Bonjour à toutes et à tous,

Grammaticalement parlant, et en terme du sens de la phrase, quelle est la fonction de _'moi'_ ?

Merci d'avance


----------



## Maître Capello

Bonjour Pierre,

Ce _moi_ est en fait un pronom explétif appelé datif éthique ou datif d'intérêt. Voir cet article de la BDL.

Voir aussi les discussions suivantes sur le forum Français-Anglais :
FR: et si on nous le tuait ? - pronom explétif, datif d'intérêt
FR: Mon fils me fait encore une bronchite - pronom explétif, datif d'intérêt


----------



## bhagwad

Dans la bande dessiné "Astérix le Gaulois", un legionnaire qui a perdu le jeu chaises musicales est désigné d'espionner chez les Gaulois. Le centurion dit à les autres:

*"Grimez-moi ça en Gaulois!"*

Je ne comprends pas pourquois il utilise "se grimer" dans ce context.
[...]
Dans ce cas, pourquoi il dit "grimez*-moi*" (avec un trait d'union)? Un imperatif suivi d'un pronom objet direct avec *"-"* fait reference à un pronominal verbe n'est pas?
Il ne grime pas lui-même! Est-ce qu'il y a quelqu'un qui peut me l'exprimer?

Merci en avance!


----------



## atcheque

Bonjour,

Il ne s'agit pas de _se grimer_, pronominal, mais de _grimer qq'un_, transitif.

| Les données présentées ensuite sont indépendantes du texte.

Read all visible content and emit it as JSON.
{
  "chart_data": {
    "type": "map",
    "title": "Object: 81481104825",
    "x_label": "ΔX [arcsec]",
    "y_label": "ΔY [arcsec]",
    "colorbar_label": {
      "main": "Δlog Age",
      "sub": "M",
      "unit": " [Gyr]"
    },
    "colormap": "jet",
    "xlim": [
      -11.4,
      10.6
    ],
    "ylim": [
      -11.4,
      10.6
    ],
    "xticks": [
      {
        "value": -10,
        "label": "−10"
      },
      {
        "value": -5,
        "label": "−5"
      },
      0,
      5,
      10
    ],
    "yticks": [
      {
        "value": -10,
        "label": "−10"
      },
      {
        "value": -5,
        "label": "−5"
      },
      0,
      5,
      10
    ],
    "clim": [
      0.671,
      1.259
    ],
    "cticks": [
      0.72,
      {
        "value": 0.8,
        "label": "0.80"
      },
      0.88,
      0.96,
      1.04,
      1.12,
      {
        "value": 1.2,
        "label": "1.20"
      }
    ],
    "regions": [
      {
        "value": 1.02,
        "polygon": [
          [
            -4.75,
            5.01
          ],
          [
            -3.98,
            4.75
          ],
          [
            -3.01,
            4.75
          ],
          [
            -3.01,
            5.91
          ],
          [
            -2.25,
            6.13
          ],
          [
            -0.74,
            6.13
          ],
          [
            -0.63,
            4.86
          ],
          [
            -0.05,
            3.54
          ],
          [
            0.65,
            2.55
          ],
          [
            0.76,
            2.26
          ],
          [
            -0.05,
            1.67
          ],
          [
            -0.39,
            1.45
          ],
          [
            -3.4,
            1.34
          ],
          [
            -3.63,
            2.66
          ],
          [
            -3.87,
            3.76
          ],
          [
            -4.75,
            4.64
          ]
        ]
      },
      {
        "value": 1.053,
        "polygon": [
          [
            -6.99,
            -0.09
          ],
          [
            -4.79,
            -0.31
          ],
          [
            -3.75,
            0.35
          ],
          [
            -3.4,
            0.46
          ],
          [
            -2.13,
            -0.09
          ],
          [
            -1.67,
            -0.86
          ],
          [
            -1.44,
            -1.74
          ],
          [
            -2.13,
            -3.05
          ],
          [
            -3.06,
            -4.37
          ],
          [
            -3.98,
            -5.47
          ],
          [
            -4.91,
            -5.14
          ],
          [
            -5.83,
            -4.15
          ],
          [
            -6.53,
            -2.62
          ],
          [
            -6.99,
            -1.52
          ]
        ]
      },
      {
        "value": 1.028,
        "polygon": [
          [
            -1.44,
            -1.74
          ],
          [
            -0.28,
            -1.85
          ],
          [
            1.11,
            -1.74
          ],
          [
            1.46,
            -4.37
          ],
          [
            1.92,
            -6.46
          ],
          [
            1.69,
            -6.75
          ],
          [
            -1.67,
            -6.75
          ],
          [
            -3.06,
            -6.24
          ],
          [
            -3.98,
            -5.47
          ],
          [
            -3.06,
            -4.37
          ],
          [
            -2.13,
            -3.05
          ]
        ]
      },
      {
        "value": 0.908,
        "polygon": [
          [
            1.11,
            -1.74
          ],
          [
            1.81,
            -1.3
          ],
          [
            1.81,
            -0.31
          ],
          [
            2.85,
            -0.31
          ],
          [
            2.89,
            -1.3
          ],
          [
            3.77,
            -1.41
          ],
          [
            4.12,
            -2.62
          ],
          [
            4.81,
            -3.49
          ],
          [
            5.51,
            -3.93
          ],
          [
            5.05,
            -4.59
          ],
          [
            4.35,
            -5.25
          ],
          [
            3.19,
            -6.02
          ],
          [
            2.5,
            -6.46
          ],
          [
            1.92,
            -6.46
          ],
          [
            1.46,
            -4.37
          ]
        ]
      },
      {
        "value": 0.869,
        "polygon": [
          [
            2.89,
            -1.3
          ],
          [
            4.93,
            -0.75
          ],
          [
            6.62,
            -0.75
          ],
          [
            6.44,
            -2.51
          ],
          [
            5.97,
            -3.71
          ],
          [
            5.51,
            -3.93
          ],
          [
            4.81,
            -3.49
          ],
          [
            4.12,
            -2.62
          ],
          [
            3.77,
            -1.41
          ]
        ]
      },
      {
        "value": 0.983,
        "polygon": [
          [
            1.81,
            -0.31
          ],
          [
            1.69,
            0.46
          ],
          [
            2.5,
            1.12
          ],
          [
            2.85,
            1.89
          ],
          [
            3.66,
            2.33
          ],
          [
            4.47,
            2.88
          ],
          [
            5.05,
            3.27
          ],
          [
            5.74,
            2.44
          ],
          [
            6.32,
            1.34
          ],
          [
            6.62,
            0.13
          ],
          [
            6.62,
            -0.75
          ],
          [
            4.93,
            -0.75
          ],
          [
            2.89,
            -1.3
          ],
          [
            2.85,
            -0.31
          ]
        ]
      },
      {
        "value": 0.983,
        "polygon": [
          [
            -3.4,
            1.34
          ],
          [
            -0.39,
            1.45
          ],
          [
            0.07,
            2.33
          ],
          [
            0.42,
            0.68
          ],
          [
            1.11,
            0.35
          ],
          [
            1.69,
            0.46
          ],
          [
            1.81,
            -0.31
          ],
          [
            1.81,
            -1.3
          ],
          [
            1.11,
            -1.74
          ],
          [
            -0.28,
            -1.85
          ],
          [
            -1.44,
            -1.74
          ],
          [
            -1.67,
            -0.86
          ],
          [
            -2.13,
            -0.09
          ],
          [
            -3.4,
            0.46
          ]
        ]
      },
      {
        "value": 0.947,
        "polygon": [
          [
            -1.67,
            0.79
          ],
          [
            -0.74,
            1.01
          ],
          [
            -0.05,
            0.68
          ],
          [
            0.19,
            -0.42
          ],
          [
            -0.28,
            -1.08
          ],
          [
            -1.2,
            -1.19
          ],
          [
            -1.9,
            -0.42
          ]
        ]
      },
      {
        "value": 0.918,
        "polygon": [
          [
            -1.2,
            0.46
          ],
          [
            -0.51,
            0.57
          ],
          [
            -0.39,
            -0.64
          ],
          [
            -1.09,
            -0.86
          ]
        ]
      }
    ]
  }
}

Il s'agit de datif éthique ou d'intérêt : _Grimez cela* pour moi*_.


----------



## bhagwad

Hmm...c'est interresant! Est-ce qu'il est une autre façon de dire "Grimez-le *pour moi*"?


----------



## Lacuzon

Oui, mais parfois ce genre de datif n'est qu'emphatique, ne fait fait qu'indiquer que quelque chose nous touche fortement, comme dans : elle m'a fait une rougeole.


----------



## bhagwad

Merci. Je comprends!


----------